For a society deeply tied to sugar, molasses, and rum, the consequences were devastating:

  • Distilleries and remaining plantations failed

  • Rum production collapsed

  • Unemployment soared

  • The rum industry was, in the words of the time, “ruined”

Though smuggling and rum-running existed, the legal industry that sustained the islands was effectively shut down.

Repeal, Recovery, and the Rum “Cover-Over” (1930s–1900s)

After Prohibition ended in 1933, the Virgin Islands had to rebuild the rum industry nearly from scratch. The U.S. federal government briefly stepped in to support plantations and distilleries, helping re-establish jobs.

Over time, small pot stills and older equipment were replaced with modern column stills, producing lighter rums favored by American consumers.

A turning point came when Congress implemented the rum cover-over system, returning federal excise taxes collected on Virgin Islands-produced rum sold in the U.S. back to the territorial government. This made rum not only a major export but also a critical source of public revenue.

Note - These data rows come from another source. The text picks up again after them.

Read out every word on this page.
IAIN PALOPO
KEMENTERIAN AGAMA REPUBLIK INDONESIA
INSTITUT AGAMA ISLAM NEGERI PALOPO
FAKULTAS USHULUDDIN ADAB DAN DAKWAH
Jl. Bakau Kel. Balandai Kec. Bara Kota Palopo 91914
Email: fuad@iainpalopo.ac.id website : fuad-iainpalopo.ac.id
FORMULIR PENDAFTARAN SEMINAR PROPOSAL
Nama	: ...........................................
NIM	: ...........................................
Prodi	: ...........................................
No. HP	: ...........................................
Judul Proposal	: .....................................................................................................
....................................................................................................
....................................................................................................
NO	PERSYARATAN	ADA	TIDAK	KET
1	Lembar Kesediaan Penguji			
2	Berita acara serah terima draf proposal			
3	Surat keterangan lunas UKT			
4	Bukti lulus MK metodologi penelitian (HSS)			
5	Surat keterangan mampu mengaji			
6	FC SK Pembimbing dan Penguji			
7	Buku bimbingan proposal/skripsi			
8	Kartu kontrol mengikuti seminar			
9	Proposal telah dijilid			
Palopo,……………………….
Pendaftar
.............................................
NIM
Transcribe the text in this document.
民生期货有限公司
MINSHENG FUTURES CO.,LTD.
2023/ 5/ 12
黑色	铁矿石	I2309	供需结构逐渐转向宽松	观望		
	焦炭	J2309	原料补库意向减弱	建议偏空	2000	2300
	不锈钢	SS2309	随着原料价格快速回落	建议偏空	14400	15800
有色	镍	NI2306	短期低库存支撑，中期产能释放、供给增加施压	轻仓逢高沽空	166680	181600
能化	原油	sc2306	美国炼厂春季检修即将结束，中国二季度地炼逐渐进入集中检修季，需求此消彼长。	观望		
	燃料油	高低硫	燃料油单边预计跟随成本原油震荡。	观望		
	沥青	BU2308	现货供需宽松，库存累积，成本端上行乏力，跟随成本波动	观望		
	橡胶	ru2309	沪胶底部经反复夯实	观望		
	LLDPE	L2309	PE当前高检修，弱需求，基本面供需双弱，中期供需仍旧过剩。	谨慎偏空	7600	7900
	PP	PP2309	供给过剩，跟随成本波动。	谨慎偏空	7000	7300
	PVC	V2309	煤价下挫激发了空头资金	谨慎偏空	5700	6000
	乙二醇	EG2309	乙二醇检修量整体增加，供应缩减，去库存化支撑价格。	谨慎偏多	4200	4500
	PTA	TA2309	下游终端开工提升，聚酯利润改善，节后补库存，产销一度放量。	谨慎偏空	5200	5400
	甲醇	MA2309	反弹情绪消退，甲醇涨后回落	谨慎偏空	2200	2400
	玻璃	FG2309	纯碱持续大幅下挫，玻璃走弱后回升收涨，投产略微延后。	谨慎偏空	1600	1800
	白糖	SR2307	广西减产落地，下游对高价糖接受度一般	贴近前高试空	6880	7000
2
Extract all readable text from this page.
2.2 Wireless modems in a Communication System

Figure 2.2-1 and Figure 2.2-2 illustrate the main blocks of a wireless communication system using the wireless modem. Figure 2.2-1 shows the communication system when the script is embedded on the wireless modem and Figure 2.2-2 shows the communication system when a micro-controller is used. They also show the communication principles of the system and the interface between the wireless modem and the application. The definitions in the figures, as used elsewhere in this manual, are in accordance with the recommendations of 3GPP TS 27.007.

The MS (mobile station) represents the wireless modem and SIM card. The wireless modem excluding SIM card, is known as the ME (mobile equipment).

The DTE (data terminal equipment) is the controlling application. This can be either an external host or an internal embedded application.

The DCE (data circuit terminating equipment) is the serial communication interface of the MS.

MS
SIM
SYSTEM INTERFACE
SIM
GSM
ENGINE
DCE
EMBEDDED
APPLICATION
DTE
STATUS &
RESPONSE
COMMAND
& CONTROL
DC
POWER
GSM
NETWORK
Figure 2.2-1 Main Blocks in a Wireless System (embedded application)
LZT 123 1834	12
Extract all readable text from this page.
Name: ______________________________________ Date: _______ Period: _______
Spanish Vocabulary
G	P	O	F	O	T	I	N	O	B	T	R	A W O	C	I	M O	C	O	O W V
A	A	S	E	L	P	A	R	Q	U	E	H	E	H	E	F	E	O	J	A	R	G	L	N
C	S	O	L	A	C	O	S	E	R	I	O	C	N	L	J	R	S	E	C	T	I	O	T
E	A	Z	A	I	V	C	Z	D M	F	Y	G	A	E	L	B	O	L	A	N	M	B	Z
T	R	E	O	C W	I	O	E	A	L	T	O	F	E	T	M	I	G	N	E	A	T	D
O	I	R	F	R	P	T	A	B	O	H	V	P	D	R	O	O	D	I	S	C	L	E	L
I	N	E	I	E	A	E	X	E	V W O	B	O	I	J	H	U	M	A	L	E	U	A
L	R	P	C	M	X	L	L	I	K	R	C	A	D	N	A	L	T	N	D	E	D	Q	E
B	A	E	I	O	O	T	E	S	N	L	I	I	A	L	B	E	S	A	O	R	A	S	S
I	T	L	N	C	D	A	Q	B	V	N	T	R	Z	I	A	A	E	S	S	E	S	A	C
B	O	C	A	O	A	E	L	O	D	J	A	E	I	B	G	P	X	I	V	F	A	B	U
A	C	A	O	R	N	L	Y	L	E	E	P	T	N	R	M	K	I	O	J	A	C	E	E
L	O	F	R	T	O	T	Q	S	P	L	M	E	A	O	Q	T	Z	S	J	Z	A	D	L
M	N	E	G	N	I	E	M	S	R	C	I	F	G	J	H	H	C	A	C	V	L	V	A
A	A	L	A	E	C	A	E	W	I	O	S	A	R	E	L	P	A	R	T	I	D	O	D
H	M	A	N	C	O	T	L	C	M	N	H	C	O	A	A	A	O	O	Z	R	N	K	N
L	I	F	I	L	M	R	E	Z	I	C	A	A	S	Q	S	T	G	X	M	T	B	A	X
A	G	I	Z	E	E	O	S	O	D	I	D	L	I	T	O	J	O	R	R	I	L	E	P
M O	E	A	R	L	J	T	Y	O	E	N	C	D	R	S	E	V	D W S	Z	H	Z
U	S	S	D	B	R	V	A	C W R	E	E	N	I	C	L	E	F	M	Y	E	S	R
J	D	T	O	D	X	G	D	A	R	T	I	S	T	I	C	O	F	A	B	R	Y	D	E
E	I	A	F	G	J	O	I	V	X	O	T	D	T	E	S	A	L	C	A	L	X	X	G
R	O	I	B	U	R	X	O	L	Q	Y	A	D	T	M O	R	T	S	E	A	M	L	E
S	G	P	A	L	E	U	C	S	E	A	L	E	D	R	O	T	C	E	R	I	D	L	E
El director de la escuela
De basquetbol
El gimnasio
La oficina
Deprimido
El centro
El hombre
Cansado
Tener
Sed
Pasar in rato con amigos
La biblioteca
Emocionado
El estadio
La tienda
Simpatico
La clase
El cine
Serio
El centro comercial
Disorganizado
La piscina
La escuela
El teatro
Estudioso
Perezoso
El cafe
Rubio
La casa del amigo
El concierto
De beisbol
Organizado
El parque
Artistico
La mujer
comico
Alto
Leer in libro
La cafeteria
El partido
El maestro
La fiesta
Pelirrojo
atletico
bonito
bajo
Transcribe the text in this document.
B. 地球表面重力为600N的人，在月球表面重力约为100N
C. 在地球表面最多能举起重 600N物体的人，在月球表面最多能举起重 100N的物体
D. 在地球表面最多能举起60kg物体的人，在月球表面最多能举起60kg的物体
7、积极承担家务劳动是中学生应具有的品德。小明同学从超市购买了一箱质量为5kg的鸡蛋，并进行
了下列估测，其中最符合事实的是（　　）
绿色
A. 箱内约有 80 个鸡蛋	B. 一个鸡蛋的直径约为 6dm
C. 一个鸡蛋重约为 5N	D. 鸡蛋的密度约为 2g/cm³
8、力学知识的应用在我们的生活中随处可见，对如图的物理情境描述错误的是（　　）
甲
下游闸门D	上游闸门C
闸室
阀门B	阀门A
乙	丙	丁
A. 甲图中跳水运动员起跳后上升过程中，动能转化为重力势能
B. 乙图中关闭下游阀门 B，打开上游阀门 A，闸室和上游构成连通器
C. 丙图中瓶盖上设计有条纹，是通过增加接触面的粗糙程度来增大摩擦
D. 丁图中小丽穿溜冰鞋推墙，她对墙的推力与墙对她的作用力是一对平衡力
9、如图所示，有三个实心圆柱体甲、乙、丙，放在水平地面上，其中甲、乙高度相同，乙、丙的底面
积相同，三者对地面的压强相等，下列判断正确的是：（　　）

From the 1940s onward, rum distilling again became one of the territory’s most important manufacturing industries and employers.

Today’s Rum Landscape in the Virgin Islands

Rum in the Virgin Islands now blends heritage brands, craft distilleries, and specialty rum experiences. Across the territory, rum tourism—distillery tours, cocktail classes, tastings, and walking tours like this one—connects visitors to the islands’ past and present.

From Plantation Byproduct to Cultural Icon

In the Virgin Islands, rum isn’t just a drink—it’s a story of land, labor, survival, and creativity. It was born from sugarcane and enslaved labor, shaped by colonial trade networks and maritime culture, nearly destroyed by Prohibition, revived through policy, and today crafted with pride by local hands.

When you raise a glass of Virgin Islands rum, you taste centuries of history distilled into a single spirit.